Spatial predictions confirmed these trends. Alien forbs had a high probability of occurring almost everywhere, even at higher elevations, though their cover remained low in alpine regions. Alien graminoids were largely confined to lowland areas dominated by human activity, while woody invaders were the most restricted, reflecting lower seed dispersal and availability and lower habitat suitability.

A global challenge


These findings resonate far beyond Australia. Invasive alien plants are among the top five drivers of biodiversity loss globally, according to the Intergovernmental Science-Policy Platform on Biodiversity and Ecosystem Services (IPBES).

They disrupt ecosystems, alter fire regimes and threaten food security. Economic costs are staggering – estimated at more than US$400 billion annually worldwide – and rising as trade and travel expand. Climate change compounds the problem by creating conditions that favour invaders, while land-use change accelerates their spread.

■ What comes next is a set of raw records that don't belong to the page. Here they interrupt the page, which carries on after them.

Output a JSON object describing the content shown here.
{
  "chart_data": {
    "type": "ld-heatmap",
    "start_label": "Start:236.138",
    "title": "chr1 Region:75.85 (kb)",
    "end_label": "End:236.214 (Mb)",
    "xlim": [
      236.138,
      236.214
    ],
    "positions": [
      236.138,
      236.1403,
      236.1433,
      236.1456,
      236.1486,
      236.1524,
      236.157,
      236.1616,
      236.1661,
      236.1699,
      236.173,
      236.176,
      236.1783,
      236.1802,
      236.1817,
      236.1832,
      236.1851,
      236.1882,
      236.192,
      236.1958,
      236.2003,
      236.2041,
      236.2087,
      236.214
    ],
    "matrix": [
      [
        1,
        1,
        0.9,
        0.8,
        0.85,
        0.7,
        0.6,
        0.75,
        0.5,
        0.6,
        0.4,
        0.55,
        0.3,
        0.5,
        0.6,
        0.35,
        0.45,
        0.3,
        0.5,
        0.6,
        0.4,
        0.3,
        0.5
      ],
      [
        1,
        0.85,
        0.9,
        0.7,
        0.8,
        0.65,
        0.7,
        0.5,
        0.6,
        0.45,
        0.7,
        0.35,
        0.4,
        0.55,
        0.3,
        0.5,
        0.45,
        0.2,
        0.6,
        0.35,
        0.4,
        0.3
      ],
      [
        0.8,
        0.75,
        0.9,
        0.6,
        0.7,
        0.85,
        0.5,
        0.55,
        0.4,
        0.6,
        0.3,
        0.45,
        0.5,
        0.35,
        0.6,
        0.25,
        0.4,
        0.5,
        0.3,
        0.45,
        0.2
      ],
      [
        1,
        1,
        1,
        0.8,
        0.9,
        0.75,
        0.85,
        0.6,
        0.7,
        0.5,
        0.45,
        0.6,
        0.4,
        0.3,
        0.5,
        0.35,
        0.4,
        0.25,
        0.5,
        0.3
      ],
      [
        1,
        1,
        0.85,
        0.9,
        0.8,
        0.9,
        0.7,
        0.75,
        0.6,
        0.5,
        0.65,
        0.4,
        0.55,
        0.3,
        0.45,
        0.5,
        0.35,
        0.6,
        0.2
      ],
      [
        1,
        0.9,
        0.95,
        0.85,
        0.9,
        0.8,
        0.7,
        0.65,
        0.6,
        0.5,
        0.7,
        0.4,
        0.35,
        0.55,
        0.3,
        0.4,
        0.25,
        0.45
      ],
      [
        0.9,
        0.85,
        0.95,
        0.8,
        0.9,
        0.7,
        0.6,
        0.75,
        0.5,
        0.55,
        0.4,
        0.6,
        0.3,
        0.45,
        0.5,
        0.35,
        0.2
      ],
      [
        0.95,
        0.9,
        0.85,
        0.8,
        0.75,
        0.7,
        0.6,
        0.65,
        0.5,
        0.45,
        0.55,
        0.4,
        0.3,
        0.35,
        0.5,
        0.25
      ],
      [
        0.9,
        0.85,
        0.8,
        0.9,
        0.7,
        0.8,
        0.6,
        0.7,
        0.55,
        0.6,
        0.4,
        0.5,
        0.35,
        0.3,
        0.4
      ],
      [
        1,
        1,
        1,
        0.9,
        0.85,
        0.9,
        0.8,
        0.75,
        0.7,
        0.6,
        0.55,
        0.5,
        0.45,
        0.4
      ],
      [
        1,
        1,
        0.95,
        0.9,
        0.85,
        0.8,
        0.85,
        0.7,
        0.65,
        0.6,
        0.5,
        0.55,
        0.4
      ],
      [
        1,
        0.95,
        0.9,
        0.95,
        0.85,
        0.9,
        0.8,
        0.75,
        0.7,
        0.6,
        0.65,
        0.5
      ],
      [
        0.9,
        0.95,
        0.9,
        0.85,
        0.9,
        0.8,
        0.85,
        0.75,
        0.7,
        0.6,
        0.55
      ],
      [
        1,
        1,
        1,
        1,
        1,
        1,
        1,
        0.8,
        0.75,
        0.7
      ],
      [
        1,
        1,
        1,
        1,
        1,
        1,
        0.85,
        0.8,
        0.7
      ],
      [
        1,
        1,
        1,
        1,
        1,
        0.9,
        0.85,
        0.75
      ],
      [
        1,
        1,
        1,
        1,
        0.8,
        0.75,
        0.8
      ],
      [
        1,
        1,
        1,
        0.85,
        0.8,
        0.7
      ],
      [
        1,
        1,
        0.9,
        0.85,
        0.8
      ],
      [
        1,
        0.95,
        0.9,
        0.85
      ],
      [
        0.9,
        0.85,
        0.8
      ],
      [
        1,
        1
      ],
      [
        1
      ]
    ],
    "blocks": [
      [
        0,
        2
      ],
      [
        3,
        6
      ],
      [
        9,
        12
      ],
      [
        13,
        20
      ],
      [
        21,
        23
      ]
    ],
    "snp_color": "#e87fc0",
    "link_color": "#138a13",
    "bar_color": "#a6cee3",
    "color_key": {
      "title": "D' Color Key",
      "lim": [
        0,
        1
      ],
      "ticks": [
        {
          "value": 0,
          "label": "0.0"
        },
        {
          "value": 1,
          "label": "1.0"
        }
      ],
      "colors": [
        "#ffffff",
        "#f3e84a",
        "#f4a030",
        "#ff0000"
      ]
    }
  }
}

Understanding invasion dynamics at scale is therefore critical for global conservation strategies.

The implications for management are clear. Maintaining and restoring native vegetation is critical to limiting alien plant dominance, particularly after disturbances such as wildfire – a growing risk under climate change. Urban expansion and agricultural intensification will likely increase invasion pressure, making strategic land-use planning essential. Grouping species by growth form, as this study does, offers a practical way to prioritise control efforts without building hundreds of single-species models.

Alien plant invasions are complex, shaped by climate, land use and ecological interactions. But by recognising both shared drivers and growth-form-specific patterns, we can design more effective strategies to protect ecosystems. Growth-form-based models provide a tractable, widely understood tool for science and policy – a step towards smarter, landscape-scale management of one of the most pressing environmental challenges of our time.